PMA

PMA

O le a le PMA?

PMA (medically assisted procreation) or AMP (medically assisted procreation) refers to all the techniques used to reproduce in the laboratory part of the natural processes of fertilization and early embryonic development. They make it possible to compensate for medically established infertility or to prevent the transmission of certain serious diseases.

The infertility assessment

The first step in the assisted reproduction process is to carry out an infertility assessment in order to detect the possible cause (s) of infertility in men and / or women.

At the couple level, the Hühner test (or post-coital test) is the basic examination. It consists of taking cervical mucus 6 to 12 hours after intercourse at the time of ovulation and analyzing it to ensure its quality.

In women, the basic assessment includes:

  • a temperature curve to analyze the duration and regularity of the cycle as well as the presence of ovulation
  • a clinical specimen examination to detect any abnormalities of the genital tract
  • a hormonal assessment by blood test to assess the quality of ovulation
  • medical imaging examinations to observe the different genitals (uterus, tubes, ovaries). Ultrasound is the first-line examination, but it can be supplemented by other techniques (MRI, laparoscopy, hysteroscopy, hysterosalpingography, hysterosonography) for more extensive explorations.
  • a clinical examination to detect the presence of a varicocele, cysts, nodules and other abnormalities on the various channels
  • semen analyzes: a spermogram (analysis of the number, mobility and appearance of sperm), a sperm culture (search for infection) and a sperm migration and survival test.
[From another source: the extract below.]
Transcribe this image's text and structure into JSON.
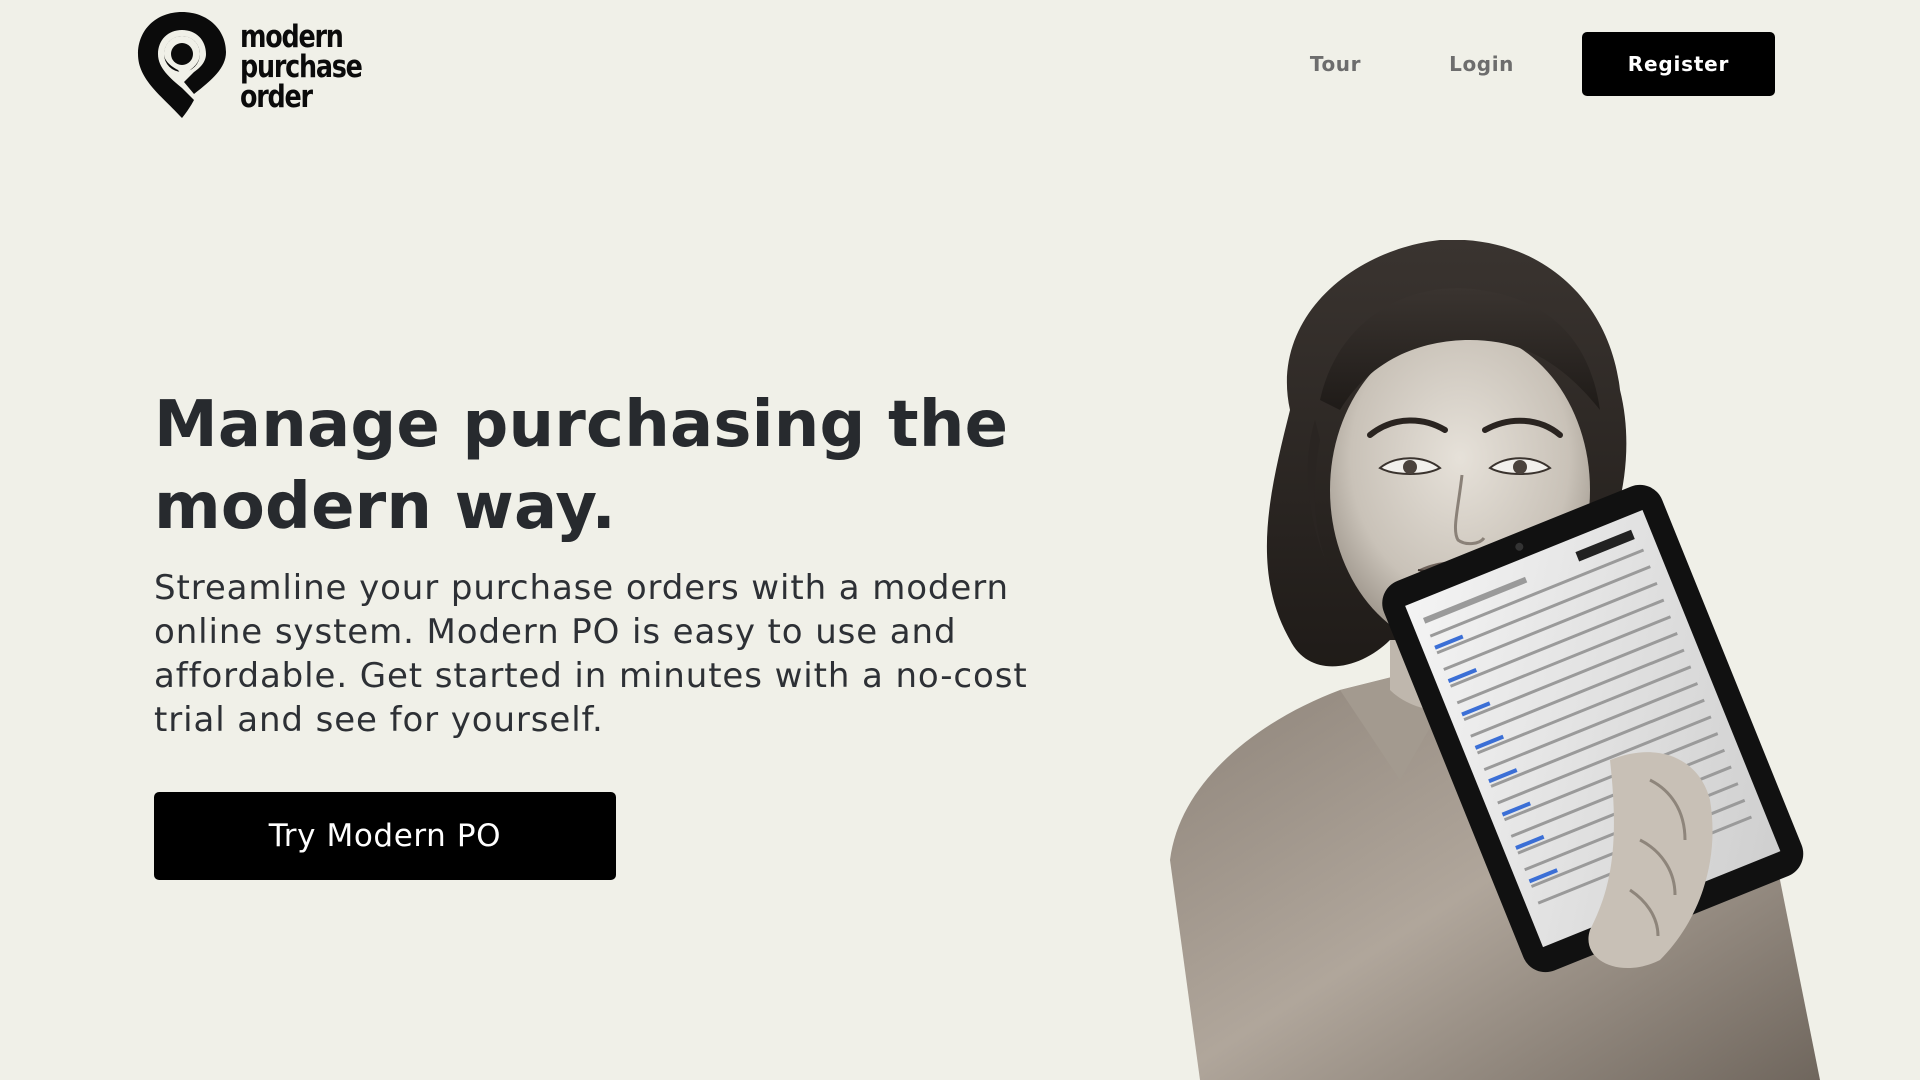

Other examinations such as a karyotype or an endometrial biopsy may be performed in certain situations.

In men, the infertility assessment includes:

 Depending on the results, other tests may be prescribed: hormone assays, ultrasound, karyotype, genetic examinations. 
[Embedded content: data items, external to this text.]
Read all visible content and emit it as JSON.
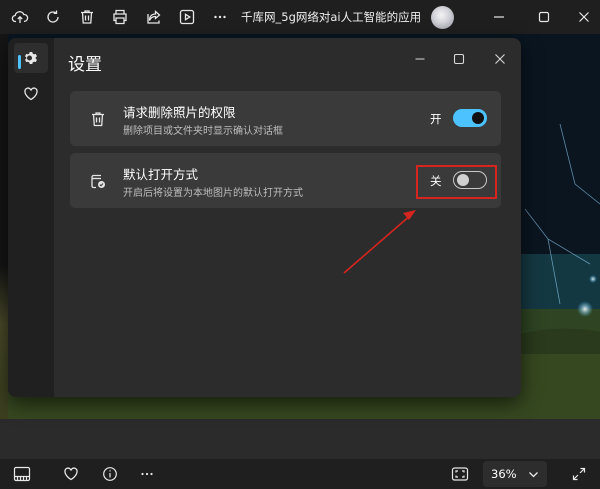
{
  "toolbar": {
    "document_title": "千库网_5g网络对ai人工智能的应用结..."
  },
  "settings": {
    "title": "设置",
    "nav": [
      {
        "name": "settings",
        "icon": "gear-icon",
        "active": true
      },
      {
        "name": "favorites",
        "icon": "heart-icon",
        "active": false
      }
    ],
    "items": [
      {
        "title": "请求删除照片的权限",
        "description": "删除项目或文件夹时显示确认对话框",
        "icon": "trash-icon",
        "toggle_label": "开",
        "toggle_on": true
      },
      {
        "title": "默认打开方式",
        "description": "开启后将设置为本地图片的默认打开方式",
        "icon": "default-app-icon",
        "toggle_label": "关",
        "toggle_on": false
      }
    ]
  },
  "bottombar": {
    "zoom": "36%"
  },
  "colors": {
    "accent": "#4cc2ff",
    "annotation": "#d6241e",
    "panel": "#2c2c2c",
    "card": "#3a3a3a"
  }
}
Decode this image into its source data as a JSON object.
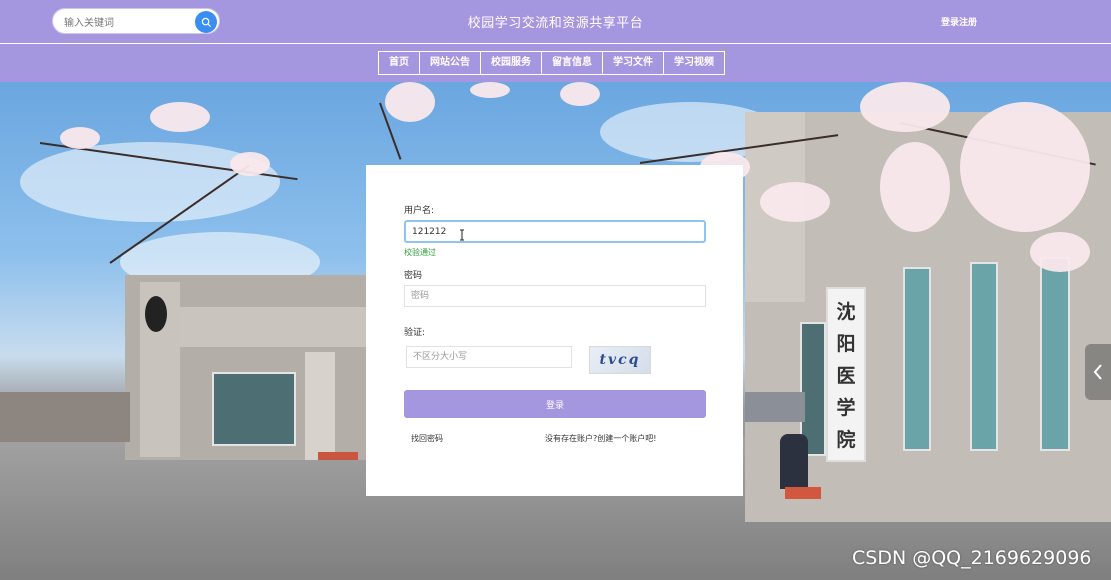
{
  "header": {
    "search_placeholder": "输入关键词",
    "site_title": "校园学习交流和资源共享平台",
    "login_register": "登录注册"
  },
  "nav": {
    "items": [
      "首页",
      "网站公告",
      "校园服务",
      "留言信息",
      "学习文件",
      "学习视频"
    ]
  },
  "login": {
    "username_label": "用户名:",
    "username_value": "121212",
    "username_status": "校验通过",
    "password_label": "密码",
    "password_placeholder": "密码",
    "captcha_label": "验证:",
    "captcha_placeholder": "不区分大小写",
    "captcha_code": "tvcq",
    "submit_label": "登录",
    "forgot_link": "找回密码",
    "register_link": "没有存在账户?创建一个账户吧!"
  },
  "background": {
    "sign_text": [
      "沈",
      "阳",
      "医",
      "学",
      "院"
    ]
  },
  "watermark": "CSDN @QQ_2169629096",
  "colors": {
    "theme": "#a596e0",
    "search_button": "#3b8ef0",
    "success": "#2e9c3a"
  },
  "icons": {
    "search": "search-icon",
    "side_arrow": "chevron-left-icon"
  }
}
The different techniques of assisted reproduction

Depending on the cause (s) of infertility found, different assisted reproduction techniques will be offered to the couple:

  • simple ovarian stimulation to induce better quality ovulation
  • Insemination with partner’s sperm (COI) involves injecting previously prepared sperm into the uterine cavity on the day of ovulation. It is often preceded by ovarian stimulation in order to obtain quality oocytes. It is offered in cases of unexplained infertility, failure of ovarian stimulation, viral risk, female cervicalo-ovulatory infertility or moderate male infertility.
  • in vitro fertilization (IVF) consists of reproducing the fertilization process in a test tube. After hormonal stimulation and the onset of ovulation, several follicles are punctured. The oocytes and spermatozoa are then prepared in the laboratory and then fertilized in a culture dish. If successful, one to two embryos are then transferred to the uterus. IVF is offered in cases of unexplained infertility, insemination failure, mixed infertility, advanced maternal age, blocked uterine tubes, sperm abnormalities.
  • ICSI (intracytoplasmic injection) is a variant of IVF. Fertilization is forced there: the crown of cells surrounding the oocyte is removed in order to directly inject a previously selected sperm into the cytoplasm of the egg. The micro-injected oocytes are then placed in a culture dish. This technique is offered in cases of severe male infertility.

These different techniques can be performed with a donation of gametes.

  • sperm donation can be offered in the event of definitive male infertility in the context of artificial insemination with donor sperm (IAD), IVF or ICSI.
  • oocyte donation may be offered in the event of ovarian failure, an abnormality in the quality or quantity of oocytes or the risk of disease transmission. It requires IVF.
  • embryo reception consists in transferring one or more frozen embryos from a couple who no longer have a parental project, but who wish to donate their embryo. This donation can be considered in the event of double infertility or a double risk of transmission of genetic anomaly.

Situation of assisted reproduction in France and Canada

In France, assisted reproduction is regulated by the bioethics law n ° 2011-814 of July 7, 2011 (1). It lays down the following main principles:

  • AMP is reserved for couples made up of a man and a woman, of childbearing age, married or able to prove that they have lived together for at least two years
  • gamete donation is anonymous and free
  • the use of a “surrogate mother” or a double gamete donation is prohibited.

Health Insurance covers assisted reproduction under certain conditions:


  • the woman must be under 43 years of age;
  • coverage is limited to 4 IVF and 6 inseminations. In the event of the birth of a child, this counter is reset to zero.

In Quebec, assisted reproduction is governed by the Federal Law on Procreation of 20042 which lays down the following principles

  • infertile couples, single people, lesbian, gay or trans people can benefit from assisted reproduction
  • gamete donation is free and anonymous
  • surrogacy is not recognized by the civil code. The person giving birth automatically becomes the mother of the child and applicants must go through an adoption procedure to become the legal parents.

The Quebec Assisted Procreation Program, which came into force in August 2010, has been amended since the adoption, in 2015, of the health law known as Law 20. This law puts an end to the free access to the assisted procreation program and replaces it with a low income family tax credit system. Free access is now only maintained when fertility is compromised (for example following chemotherapy) and for artificial inseminations.